El número creciente de contagios nos hizo ver que la pandemia iba a ser un proceso largo y que finalmente habría que aprender a vivir dentro de ese marco si queríamos que la situación mejorase. A priori, el marco de la nueva normalidad parecía dejar claro que los 18 ya no iban a ser el punto de partida para “empezar a vivir la vida” porque todo lo que los hacía maravillosos ha cambiado. Sin embargo, creo que los jóvenes estamos aprendiendo a reconciliarnos con ese punto de partida, con esas ganas de vivir el presente e imaginar un futuro. Dejamos de vivir enfurruñados pensando en lo que estaríamos haciendo sin COVID-19 para dibujar una vida con cabida en la nueva normalidad. Nos vamos dando cuenta de que esto no es una guerra que determine nuestras circunstancias sino una pandemia en la que jugamos con la ventaja de que esté en nuestra mano mejorar las cosas.

Al principio me apenaba que pareciese que la situación pudiese con los jóvenes. Que unas circunstancias fuera de lo normal nos quitasen las ganas de dar lo mejor cuando siempre había pensado que nuestra generación sabía adaptarse a todo. A medida que la pandemia iba cumpliendo días vimos que no quedaba otra que sacar ganas.

Creo profundamente que la manera en la que una gran parte de los “jóvenes del confinamiento y la nueva normalidad” están reinventando sus vidas es valiosísima para nuestra sociedad, porque hay lecciones verdaderamente admirables. El no perder la esperanza planeando y labrando un futuro que se presenta muy incierto; saber mantener a los amigos a distancia cambiando el shot en la barra por uno virtual; valorar como prioridad que la familia es lo primero y que hay que protegerla; no desistir en los estudios pese a que haya días enteros delante una pantalla; ver sufrimiento y caos y no desesperar…

La actitud que vamos tomando los jóvenes progresivamente ante la pandemia está forjando una generación fuerte que me hace sentir esperanzada.
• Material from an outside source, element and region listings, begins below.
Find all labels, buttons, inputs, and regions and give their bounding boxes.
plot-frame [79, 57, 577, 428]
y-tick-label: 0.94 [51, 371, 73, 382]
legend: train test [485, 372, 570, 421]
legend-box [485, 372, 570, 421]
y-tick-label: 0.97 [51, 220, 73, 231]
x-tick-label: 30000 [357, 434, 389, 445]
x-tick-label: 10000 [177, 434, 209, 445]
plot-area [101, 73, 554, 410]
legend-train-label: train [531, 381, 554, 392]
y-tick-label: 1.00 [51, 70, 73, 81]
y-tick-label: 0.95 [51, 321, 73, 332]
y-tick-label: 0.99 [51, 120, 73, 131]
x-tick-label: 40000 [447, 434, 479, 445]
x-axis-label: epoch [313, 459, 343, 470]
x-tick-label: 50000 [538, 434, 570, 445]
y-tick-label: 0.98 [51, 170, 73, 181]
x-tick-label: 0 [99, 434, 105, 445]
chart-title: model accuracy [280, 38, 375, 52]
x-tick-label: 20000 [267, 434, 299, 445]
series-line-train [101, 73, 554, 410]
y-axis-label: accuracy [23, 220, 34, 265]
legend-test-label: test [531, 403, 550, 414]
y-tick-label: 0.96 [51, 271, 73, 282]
Pese a nuestros errores irresponsables con respecto a las medidas de seguridad, me siento orgullosa de que estemos aprendiendo a mejorar; de que, aunque anhelemos la vida normal que le tocó al tío millennial de 18, nos estemos dando cuenta de que las circunstancias son las que son; de que no dejemos que un bicho nos impida imaginar un proyecto, trabajar por él y estar cerca de las personas que queremos; de que estemos espabilando porque esto no es una guerra sino una situación que depende en gran parte de las decisiones que tomemos nosotros por mejorarla.

La nueva normalidad implica un nuevo tipo de madurez en los jóvenes, y soy de la opinión de que es esta madurez la que estamos aprendiendo a adquirir poco a poco. Y que así somos los jóvenes normales de hoy, los jóvenes de la nueva normalidad, dispuestos a volver ilusionarnos por un presente y un futuro raros. Porque sí, creo que, sobrellevando la nueva normalidad, saldremos finalmente mejores, más fuertes y a las fiestas a las que iban los tíos normales de 18.